Going further back, according to the Vedas, producing healthy, nutritious food is easier than we think! Nature has perfected its cultivation technique which is far superior to anything that man has invented. Nature was creating food long before man even walked the earth – we simply need to nurture this intricate natural system.
Natural Farming Practices to Save Our Soil
The beauty of natural farming is that it is largely based on harnessing natural, on-farm resources, and reducing the reliance on external inputs so prevalent in modern farming. Biomass recycling in particular biomass mulching; the use of on-farm cow dung and urine formulations; maintaining soil aeration and excluding all synthetic chemical inputs are core natural farming techniques that reduce the cost of farming, restoring nutrients to the soil and reducing the toxic footprint of farming.
Natural farming is regenerative and is very focused on building soil health through techniques like composting and adding animals into crop rotation practices. Natural farming uses many different techniques to create and maintain a healthy soil structure rich in nutrients, without the use of synthetic fertilizers or pesticides.
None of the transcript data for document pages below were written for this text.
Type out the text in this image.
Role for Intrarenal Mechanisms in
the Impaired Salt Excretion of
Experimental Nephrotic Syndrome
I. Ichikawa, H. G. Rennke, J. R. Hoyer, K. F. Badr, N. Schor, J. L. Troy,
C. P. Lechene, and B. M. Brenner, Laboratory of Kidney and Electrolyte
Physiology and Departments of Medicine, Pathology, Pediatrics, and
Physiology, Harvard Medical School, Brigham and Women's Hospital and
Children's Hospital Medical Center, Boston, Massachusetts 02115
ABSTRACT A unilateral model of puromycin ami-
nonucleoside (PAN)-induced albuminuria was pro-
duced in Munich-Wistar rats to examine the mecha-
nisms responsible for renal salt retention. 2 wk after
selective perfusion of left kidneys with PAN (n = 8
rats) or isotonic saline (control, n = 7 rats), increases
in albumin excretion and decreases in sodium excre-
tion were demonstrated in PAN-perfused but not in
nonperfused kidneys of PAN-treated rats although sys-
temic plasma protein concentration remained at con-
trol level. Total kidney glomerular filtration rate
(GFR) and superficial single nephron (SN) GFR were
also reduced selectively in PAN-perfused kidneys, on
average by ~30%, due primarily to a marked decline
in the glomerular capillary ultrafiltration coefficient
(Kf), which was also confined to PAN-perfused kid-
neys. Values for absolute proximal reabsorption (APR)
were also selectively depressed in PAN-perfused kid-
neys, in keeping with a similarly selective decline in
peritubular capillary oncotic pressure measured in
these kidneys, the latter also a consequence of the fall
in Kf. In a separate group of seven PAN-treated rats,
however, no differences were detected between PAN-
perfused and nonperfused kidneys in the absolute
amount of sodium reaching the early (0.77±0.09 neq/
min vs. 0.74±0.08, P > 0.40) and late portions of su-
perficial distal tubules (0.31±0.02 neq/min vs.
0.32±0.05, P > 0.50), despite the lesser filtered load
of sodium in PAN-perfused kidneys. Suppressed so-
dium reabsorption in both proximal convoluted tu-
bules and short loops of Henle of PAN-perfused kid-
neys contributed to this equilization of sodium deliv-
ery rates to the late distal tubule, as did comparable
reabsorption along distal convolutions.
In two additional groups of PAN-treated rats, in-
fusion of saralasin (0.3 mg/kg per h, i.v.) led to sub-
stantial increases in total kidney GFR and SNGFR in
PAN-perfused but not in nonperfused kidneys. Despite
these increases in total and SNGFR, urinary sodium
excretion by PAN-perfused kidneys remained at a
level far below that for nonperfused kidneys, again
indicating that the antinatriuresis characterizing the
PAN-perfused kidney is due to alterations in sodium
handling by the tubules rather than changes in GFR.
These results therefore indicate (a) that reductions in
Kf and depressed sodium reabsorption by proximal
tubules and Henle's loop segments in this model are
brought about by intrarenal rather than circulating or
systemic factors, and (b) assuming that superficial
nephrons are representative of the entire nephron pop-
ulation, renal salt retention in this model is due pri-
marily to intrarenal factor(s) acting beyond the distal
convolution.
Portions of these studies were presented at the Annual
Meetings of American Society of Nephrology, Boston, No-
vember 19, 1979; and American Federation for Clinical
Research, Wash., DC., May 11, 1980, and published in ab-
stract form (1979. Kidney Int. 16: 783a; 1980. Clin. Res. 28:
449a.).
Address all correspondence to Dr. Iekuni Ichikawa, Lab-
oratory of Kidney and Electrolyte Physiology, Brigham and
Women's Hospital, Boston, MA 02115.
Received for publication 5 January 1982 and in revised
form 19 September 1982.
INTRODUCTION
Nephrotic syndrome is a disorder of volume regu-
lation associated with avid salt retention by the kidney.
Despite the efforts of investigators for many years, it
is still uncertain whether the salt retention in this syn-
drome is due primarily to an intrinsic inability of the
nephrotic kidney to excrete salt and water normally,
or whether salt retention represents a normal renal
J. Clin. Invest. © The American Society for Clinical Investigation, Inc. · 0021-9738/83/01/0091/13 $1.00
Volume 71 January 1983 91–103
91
These techniques include:
· Crop rotation.
· The use of compost.
· Green manure, cover cropping, and mulching.
· No-till or low-till techniques.
· Limited to zero pesticide use and sustainable pest management techniques, such as using buffer zones and beneficial insects.
· Adding animals on pasture/animal manure to farm systems and crop rotation.
Additionally, five main strategies are adopted to optimize yields in natural farming:
· Beejamrit – Seed treatment with cow dung and urine-based formulations (culture of micro-organisms & hormones).
· Jeevamrit – Ensuring soil fertility through cow dung and urine concoctions (best culture of fertility creating micro-organisms).
· Aachhadan (Mulching) – Applying a layer of crop residues to the soil surface to prevent water evaporation and contribute to soil humus formation.
· Whapasa – Soil aeration mixed with water vapors through a favorable microclimate in the soil.
· Plant Protection – Spraying biological concoctions that prevent pests, disease, and weed problems, protecting the plant and improving soil fertility.
Whilst many states in India are already following natural farming and have developed successful models (Andhra Pradesh, Chhattisgarh, Kerala, Gujarat, Himachal Pradesh, Jharkhand, Odisha, Madhya Pradesh, Rajasthan, Uttar Pradesh, and Tamil Nadu are among the leading states) currently, the acceptance and adoption of natural farming systems are at the very early stages. Whilst they are gradually gaining acceptance among the farming community, there is much work left to be done!
Adoption of organic or natural farming – once so prevalent in India’s ancient agricultural history – is the need of the hour. And whilst there are many hopeful efforts across the country, taking an organic approach to the growth of natural farming in India, will sadly, not work.
As a nation, we need massive, radical action on this pressing issue. India’s current unsustainable food production systems require transformation, and for that, we need widespread promotion of an alternative path for farmers. One where soil health is protected, food is more nutritious, water is optimized and ecosystems are nurtured – so that farming, and the precious soil it relies upon for the production of food and fiber, survives to meet the needs of generations to come. Natural Farming, along with other ancient farming practices, is the way forward.